Granica Kanady ze Stanami Zjednoczonymi pozostanie zamknięta przez kolejnych 30 dni, do 21 września br. – poinformował w piątek na Twitterze minister bezpieczeństwa publicznego Kanady Bill Blair.
Wicepremier Chrystia Freeland podkreśliła w późniejszym komunikacie, że Kanada i USA uzgodniły przedłużenie zamknięcia granicy dla wszystkich podróży, które nie są niezbędne.
„Priorytetem rządu Kanady jest zdrowie i bezpieczeństwo Kanadyjczyków. Przedłużone porozumienie z amerykańskimi partnerami będzie chronić zdrowie i bezpieczeństwo mieszkańców po obu stronach granicy, a jednocześnie zapewniać przepływ ważnych dóbr i usług między naszymi krajami” - podkreśliła Freeland w komunikacie.
Granica Kanady z USA została zamknięta w marcu, porozumienie jest przedłużane co 30 dni. Ruch między Kanadą a USA ogranicza się do przewozu towarów i niezbędnych przejazdów. W czerwcu Ottawa zgodziła się na przekraczanie granicy przez bezpośrednich członków rodziny rozdzielonych przez obostrzenia związane z Covid-19.
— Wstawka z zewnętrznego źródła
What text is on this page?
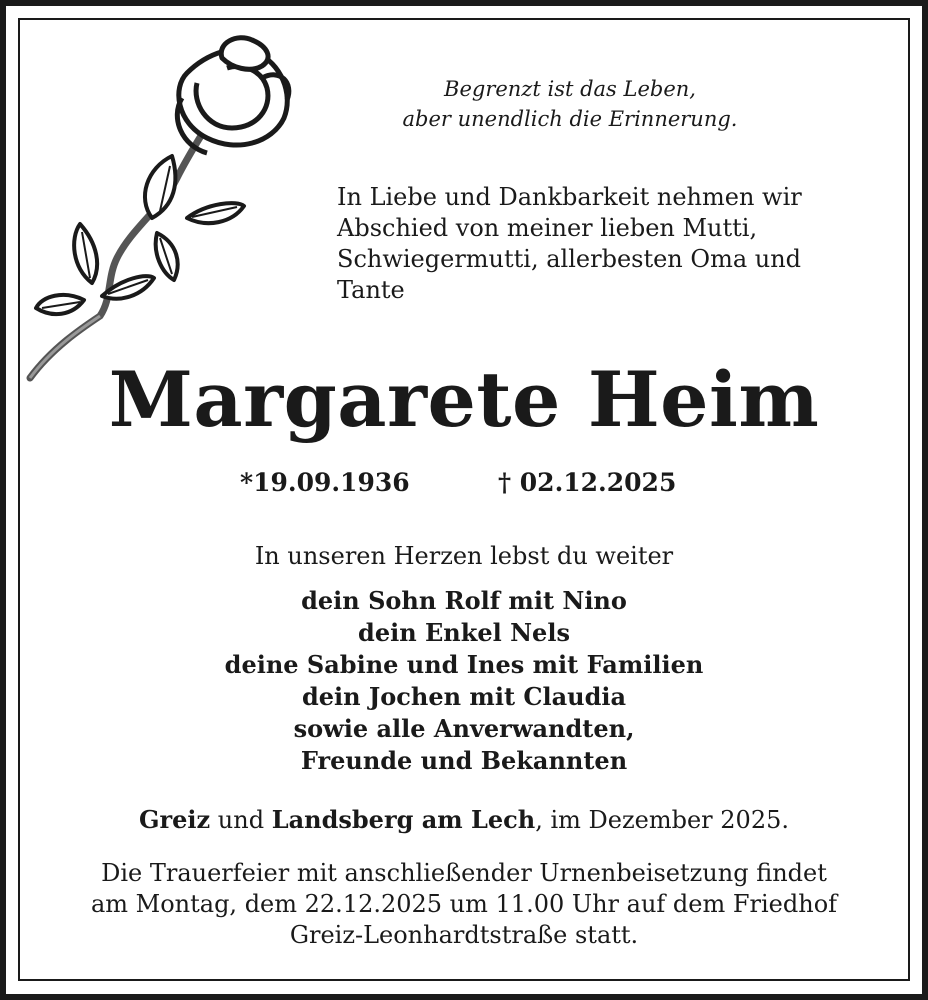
Begrenzt ist das Leben,
aber unendlich die Erinnerung.
In Liebe und Dankbarkeit nehmen wir
Abschied von meiner lieben Mutti,
Schwiegermutti, allerbesten Oma und
Tante
Margarete Heim
*19.09.1936	† 02.12.2025
In unseren Herzen lebst du weiter
dein Sohn Rolf mit Nino
dein Enkel Nels
deine Sabine und Ines mit Familien
dein Jochen mit Claudia
sowie alle Anverwandten,
Freunde und Bekannten
Greiz und Landsberg am Lech, im Dezember 2025.
Die Trauerfeier mit anschließender Urnenbeisetzung findet
am Montag, dem 22.12.2025 um 11.00 Uhr auf dem Friedhof
Greiz-Leonhardtstraße statt.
Na początku lipca br. grupa 29 członków amerykańskiego Kongresu napisała list do ministra bezpieczeństwa publicznego Kanady. Deklarując zrozumienie dla wymogów bezpieczeństwa, deputowani argumentowali, że "społeczne i gospodarcze partnerstwo między naszymi dwoma krajami wymaga konkretnych posunięć" i domagali się stworzenia planu stopniowego łagodzenia restrykcji granicznych.
Jeden z sygnatariuszy tego listu, demokratyczny kongresmen Brian Higgins, reprezentujący wyborców z Buffalo i rejonu Niagary, cytowany w kanadyjskich mediach w piątek powiedział, że jest rozczarowany, ale nie zdziwiony obecną decyzją rządu Kanady, a dotychczasowe działania rządu w Ottawie ocenił jako „szybkie, silne i jednolite”.
Według sondażu instytutu badania opinii publicznej Research Co. publikowanego w lipcu, Kanadyjczycy nie chcą otwarcia granicy z USA i tylko 17 proc. z nich wsiadłoby do samolotu lecącego do Stanów Zjednoczonych.